Así pues, ¿dónde nos encontramos? Sabemos que un proceso muy parecido a la selección natural, es decir la cría de animales y plantas, ha partido de la variación genética presente en las especies salvajes y ha creado enormes transformaciones «evolutivas». Sabemos que estas transformaciones pueden ser mucho mayores y más rápidas que el cambio evolutivo que se produjo en el pasado. Hemos visto que la selección actúa en el laboratorio, en microorganismos que causan enfermedades, y en la naturaleza. No conocemos ninguna adaptación que no pueda haber sido moldeada por la selección natural, y en muchos casos podemos hacer una inferencia plausible de cómo actuó la selección. Por último, disponemos de modelos matemáticos que muestran que la selección natural puede producir caracteres complejos de forma fácil y rápida. La conclusión es obvia: podemos suponer provisionalmente que la selección natural es la causa de toda la evolución adaptativa, aunque no de todos los caracteres evolutivos, porque la deriva genética también ha desempeñado un papel.

Es cierto que los criadores no han convertido un gato en un perro, y que los estudios de laboratorio no han convertido una bacteria en una ameba (aunque, como hemos visto, en el laboratorio hayan aparecido nuevas especies bacterianas).

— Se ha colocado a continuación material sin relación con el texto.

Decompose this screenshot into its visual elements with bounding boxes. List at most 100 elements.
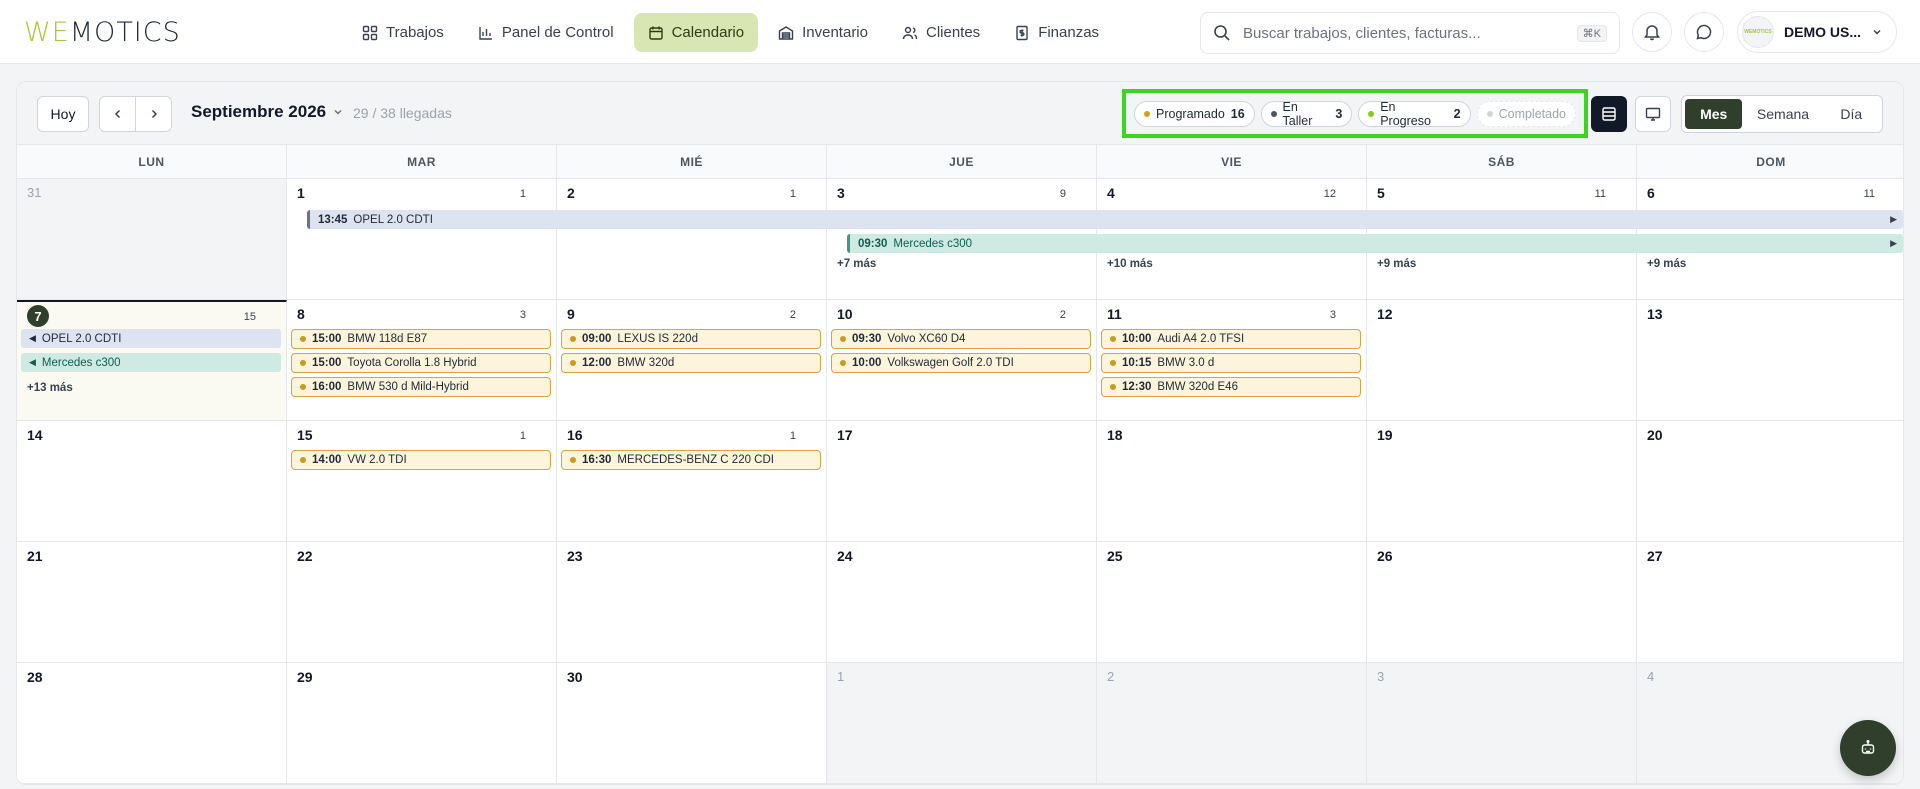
status-pill-en-progreso[interactable]: En Progreso 2 [1358, 100, 1471, 128]
event-chip[interactable]: 10:15 BMW 3.0 d [1101, 353, 1361, 373]
more-events-link[interactable]: +9 más [1377, 258, 1416, 270]
day-number: 5 [1377, 185, 1385, 201]
day-cell[interactable]: 20 [1637, 421, 1903, 542]
more-events-link[interactable]: +7 más [837, 258, 876, 270]
notifications-button[interactable] [1632, 12, 1672, 52]
status-dot [1144, 110, 1150, 117]
day-cell[interactable]: 19 [1367, 421, 1637, 542]
status-filter-group: Programado 16 En Taller 3 En Progreso 2 … [1122, 89, 1588, 138]
multi-day-event[interactable]: 13:45 OPEL 2.0 CDTI ▶ [307, 210, 1903, 229]
user-menu-button[interactable]: WEMOTICS DEMO US... [1737, 11, 1897, 53]
day-number: 2 [567, 185, 575, 201]
view-day-button[interactable]: Día [1824, 99, 1879, 129]
event-time: 13:45 [318, 213, 348, 226]
status-pill-en-taller[interactable]: En Taller 3 [1260, 100, 1353, 128]
day-event-count: 3 [1329, 309, 1336, 321]
event-time: 16:30 [582, 454, 612, 466]
day-cell[interactable]: 17 [827, 421, 1097, 542]
assistant-bot-button[interactable] [1840, 720, 1896, 776]
event-chip[interactable]: 15:00 BMW 118d E87 [291, 329, 551, 349]
nav-item-inventario[interactable]: Inventario [764, 13, 882, 52]
event-chip[interactable]: 09:00 LEXUS IS 220d [561, 329, 821, 349]
global-search[interactable]: ⌘K [1200, 12, 1620, 54]
event-title: Mercedes c300 [41, 356, 121, 369]
day-event-count: 1 [789, 430, 796, 442]
day-cell[interactable]: 11 [287, 179, 557, 300]
wemotics-logo[interactable]: WE MOTICS [24, 17, 181, 48]
list-view-toggle[interactable] [1591, 96, 1627, 132]
day-cell[interactable]: 2 [1097, 663, 1367, 784]
day-cell[interactable]: 27 [1637, 542, 1903, 663]
day-cell[interactable]: 26 [1367, 542, 1637, 663]
event-title: Volvo XC60 D4 [887, 333, 966, 345]
day-cell[interactable]: 13 [1637, 300, 1903, 421]
month-selector[interactable]: Septiembre 2026 [191, 102, 344, 122]
search-input[interactable] [1243, 24, 1565, 42]
day-cell[interactable]: 12 [1367, 300, 1637, 421]
multi-day-event[interactable]: 09:30 Mercedes c300 ▶ [847, 234, 1903, 253]
messages-button[interactable] [1684, 12, 1724, 52]
nav-label: Finanzas [1038, 24, 1100, 41]
event-chip[interactable]: 15:00 Toyota Corolla 1.8 Hybrid [291, 353, 551, 373]
nav-item-calendario[interactable]: Calendario [633, 13, 759, 52]
display-view-toggle[interactable] [1635, 96, 1671, 132]
day-cell[interactable]: 10 2 09:30 Volvo XC60 D4 10:00 Volkswagen Gol… [827, 300, 1097, 421]
event-chip[interactable]: 12:00 BMW 320d [561, 353, 821, 373]
day-number: 15 [297, 427, 313, 443]
day-cell[interactable]: 3 [1367, 663, 1637, 784]
more-events-link[interactable]: +9 más [1647, 258, 1686, 270]
more-events-link[interactable]: +10 más [1107, 258, 1153, 270]
next-month-button[interactable] [135, 96, 172, 132]
day-cell[interactable]: 18 [1097, 421, 1367, 542]
day-cell[interactable]: 23 [557, 542, 827, 663]
event-title: BMW 320d E46 [1157, 381, 1238, 393]
event-chip[interactable]: 12:30 BMW 320d E46 [1101, 377, 1361, 397]
day-cell[interactable]: 1 [827, 663, 1097, 784]
day-cell[interactable]: 28 [17, 663, 287, 784]
event-title: Audi A4 2.0 TFSI [1157, 333, 1245, 345]
nav-item-trabajos[interactable]: Trabajos [348, 13, 458, 52]
day-cell[interactable]: 22 [287, 542, 557, 663]
search-shortcut: ⌘K [1576, 24, 1607, 42]
prev-month-button[interactable] [99, 96, 136, 132]
event-title: BMW 118d E87 [347, 333, 428, 345]
day-cell[interactable]: 21 [557, 179, 827, 300]
nav-label: Trabajos [386, 24, 444, 41]
status-pill-completado[interactable]: Completado [1476, 100, 1576, 127]
event-chip[interactable]: 10:00 Audi A4 2.0 TFSI [1101, 329, 1361, 349]
day-cell[interactable]: 14 [17, 421, 287, 542]
event-chip[interactable]: 09:30 Volvo XC60 D4 [831, 329, 1091, 349]
multi-day-event[interactable]: ◀ Mercedes c300 [21, 353, 281, 372]
day-cell[interactable]: 31 [17, 179, 287, 300]
today-button[interactable]: Hoy [37, 96, 89, 132]
status-pill-programado[interactable]: Programado 16 [1134, 100, 1255, 127]
multi-day-event[interactable]: ◀ OPEL 2.0 CDTI [21, 329, 281, 348]
day-cell[interactable]: 25 [1097, 542, 1367, 663]
month-label: Septiembre 2026 [191, 102, 327, 121]
day-cell[interactable]: 30 [557, 663, 827, 784]
view-month-button[interactable]: Mes [1685, 99, 1743, 129]
day-cell[interactable]: 16 1 16:30 MERCEDES-BENZ C 220 CDI [557, 421, 827, 542]
event-chip[interactable]: 16:00 BMW 530 d Mild-Hybrid [291, 377, 551, 397]
chevron-down-icon [334, 109, 342, 115]
weekday-header: SÁB [1367, 145, 1637, 178]
nav-item-finanzas[interactable]: Finanzas [1000, 13, 1113, 52]
nav-item-clientes[interactable]: Clientes [888, 13, 994, 52]
event-chip[interactable]: 10:00 Volkswagen Golf 2.0 TDI [831, 353, 1091, 373]
status-dot [1110, 336, 1116, 342]
event-chip[interactable]: 16:30 MERCEDES-BENZ C 220 CDI [561, 450, 821, 470]
day-cell[interactable]: 8 3 15:00 BMW 118d E87 15:00 Toyota Corolla 1… [287, 300, 557, 421]
day-cell[interactable]: 9 2 09:00 LEXUS IS 220d 12:00 BMW 320d [557, 300, 827, 421]
day-event-count: 1 [519, 430, 526, 442]
day-cell[interactable]: 21 [17, 542, 287, 663]
view-week-button[interactable]: Semana [1744, 99, 1821, 129]
more-events-link[interactable]: +13 más [27, 382, 73, 394]
day-cell[interactable]: 15 1 14:00 VW 2.0 TDI [287, 421, 557, 542]
nav-item-panel-de-control[interactable]: Panel de Control [464, 13, 628, 52]
day-cell[interactable]: 11 3 10:00 Audi A4 2.0 TFSI 10:15 BMW 3.0 d 12… [1097, 300, 1367, 421]
event-chip[interactable]: 14:00 VW 2.0 TDI [291, 450, 551, 470]
caret-right-icon: ▶ [1890, 238, 1897, 248]
day-cell[interactable]: 24 [827, 542, 1097, 663]
day-cell[interactable]: 29 [287, 663, 557, 784]
event-time: 10:00 [1122, 333, 1152, 345]
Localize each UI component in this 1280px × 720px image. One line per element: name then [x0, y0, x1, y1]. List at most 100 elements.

Pero es necio pensar que éstas son objeciones serias a la selección natural. Las grandes transformaciones llevan tiempo, mucho tiempo. Para ver realmente el poder de la selección, tenemos que extrapolar los pequeños cambios que crea la selección durante nuestras vidas a los millones de años durante los que realmente ha trabajado en la naturaleza. Tampoco podemos ver cómo el Gran Cañón se hace más hondo, pero si miramos a ese gran abismo, con el río Colorado esculpiendo su fondo de manera insensible, aprendemos la lección más importante del darwinismo: las fuerzas débiles, aplicadas durante largos períodos de tiempo, producen cambios grandes y dramáticos.